- Born: August 9, 1822 Walpole, Cheshire County, New Hampshire, United States
- Died: June 11, 1894 (aged 71) Vinita, Oklahoma Territory, United States
- Occupations: Politician, lawyer
- Title: United States Commissioner (Indian Territory)
- Term: 1890–1894
- Political party: Republican
- Spouse: Rachel L. Huckeby

= Charles Holland Mason =

American lawyer

Charles Holland Mason (August 9, 1822 – June 11, 1894) was a 19th-century American politician and lawyer. Mason served as United States Commissioner for the Indian Territory (now Oklahoma) from 1890 until his death.

==Early life and marriage==
Mason was born in Walpole, New Hampshire to Joseph and Harriet (Ormsby) Mason. Mason received a thorough classical education to fit him for practicing law. Mason attended the Hancock Literary and Scientific Institute. At age twenty-one, he emigrated West, locating first at Louisville, Kentucky where he was employed as tutor in a private family, studying law between school hours with Hamilton Smith. A year later, he was admitted to the bar at Louisville. He came to Perry County, Indiana during the 1840s.

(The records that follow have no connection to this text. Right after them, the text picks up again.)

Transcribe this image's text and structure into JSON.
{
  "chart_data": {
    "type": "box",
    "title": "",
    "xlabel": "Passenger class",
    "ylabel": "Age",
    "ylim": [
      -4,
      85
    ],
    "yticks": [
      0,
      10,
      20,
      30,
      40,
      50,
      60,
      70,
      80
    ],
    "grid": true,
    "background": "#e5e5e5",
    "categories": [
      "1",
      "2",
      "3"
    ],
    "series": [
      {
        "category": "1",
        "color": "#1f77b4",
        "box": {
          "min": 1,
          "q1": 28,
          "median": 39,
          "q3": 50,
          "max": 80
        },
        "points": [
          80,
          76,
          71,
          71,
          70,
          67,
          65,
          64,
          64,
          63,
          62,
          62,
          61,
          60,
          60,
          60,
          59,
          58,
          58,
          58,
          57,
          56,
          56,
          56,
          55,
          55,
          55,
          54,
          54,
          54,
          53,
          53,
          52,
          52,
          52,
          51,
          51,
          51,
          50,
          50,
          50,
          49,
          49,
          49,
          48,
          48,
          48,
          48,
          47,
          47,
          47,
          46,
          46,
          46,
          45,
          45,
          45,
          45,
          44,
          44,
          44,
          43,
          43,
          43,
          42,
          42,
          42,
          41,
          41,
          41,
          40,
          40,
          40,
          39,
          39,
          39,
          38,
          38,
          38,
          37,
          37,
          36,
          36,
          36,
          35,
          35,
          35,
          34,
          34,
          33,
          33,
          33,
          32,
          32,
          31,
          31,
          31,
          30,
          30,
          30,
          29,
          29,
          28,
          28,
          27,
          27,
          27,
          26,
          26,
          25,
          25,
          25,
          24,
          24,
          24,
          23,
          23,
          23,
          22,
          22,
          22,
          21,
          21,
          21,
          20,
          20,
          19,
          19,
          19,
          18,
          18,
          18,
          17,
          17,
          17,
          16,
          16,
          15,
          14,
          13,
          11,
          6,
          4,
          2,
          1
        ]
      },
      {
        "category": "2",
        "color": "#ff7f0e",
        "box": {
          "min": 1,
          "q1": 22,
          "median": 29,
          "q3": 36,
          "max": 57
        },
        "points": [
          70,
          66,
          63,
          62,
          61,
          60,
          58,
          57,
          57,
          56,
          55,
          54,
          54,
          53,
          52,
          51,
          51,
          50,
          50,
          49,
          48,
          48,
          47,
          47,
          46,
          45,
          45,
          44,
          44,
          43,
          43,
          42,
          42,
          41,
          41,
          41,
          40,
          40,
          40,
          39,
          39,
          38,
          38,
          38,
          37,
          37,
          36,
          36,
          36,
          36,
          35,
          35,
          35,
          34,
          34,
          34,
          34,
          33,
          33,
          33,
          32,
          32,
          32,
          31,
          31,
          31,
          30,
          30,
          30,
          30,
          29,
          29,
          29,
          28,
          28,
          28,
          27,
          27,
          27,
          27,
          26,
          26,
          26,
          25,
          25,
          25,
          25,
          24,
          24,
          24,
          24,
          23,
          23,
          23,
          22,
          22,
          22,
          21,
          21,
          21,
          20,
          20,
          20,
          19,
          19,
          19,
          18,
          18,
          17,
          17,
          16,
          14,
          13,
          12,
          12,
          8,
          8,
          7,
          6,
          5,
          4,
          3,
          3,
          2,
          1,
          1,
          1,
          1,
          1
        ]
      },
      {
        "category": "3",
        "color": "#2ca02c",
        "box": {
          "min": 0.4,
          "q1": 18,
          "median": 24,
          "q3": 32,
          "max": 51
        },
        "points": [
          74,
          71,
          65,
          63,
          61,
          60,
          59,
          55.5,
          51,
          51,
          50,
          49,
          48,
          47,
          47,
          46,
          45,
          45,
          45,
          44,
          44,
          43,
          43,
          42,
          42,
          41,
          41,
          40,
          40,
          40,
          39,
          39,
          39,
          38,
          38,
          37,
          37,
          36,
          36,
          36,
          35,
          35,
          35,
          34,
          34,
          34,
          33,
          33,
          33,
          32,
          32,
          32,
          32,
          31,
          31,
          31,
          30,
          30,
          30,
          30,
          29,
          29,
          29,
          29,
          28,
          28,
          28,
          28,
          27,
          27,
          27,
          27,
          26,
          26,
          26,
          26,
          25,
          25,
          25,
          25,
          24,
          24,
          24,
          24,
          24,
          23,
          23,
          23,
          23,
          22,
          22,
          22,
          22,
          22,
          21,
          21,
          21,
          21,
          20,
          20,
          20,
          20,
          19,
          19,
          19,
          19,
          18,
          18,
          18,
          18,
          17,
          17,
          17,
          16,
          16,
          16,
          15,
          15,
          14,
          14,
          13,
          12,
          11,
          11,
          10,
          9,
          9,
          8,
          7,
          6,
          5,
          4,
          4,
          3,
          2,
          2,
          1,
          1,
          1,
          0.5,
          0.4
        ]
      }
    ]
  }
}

On March 20, 1852, in Cannelton, Indiana, Mason married Rachel Littell (Huckeby) Wright (1828–1883), the young widow of John G. Wright, the daughter of Joshua B. Huckeby and Rebecca Lang. The couple had no children.

==Political career==
In 1890, Mason was appointed by president Benjamin Harrison as United States Commissioner for the Indian Territory (before the organization of Oklahoma) with headquarters at Vinita, where he died in June 1894.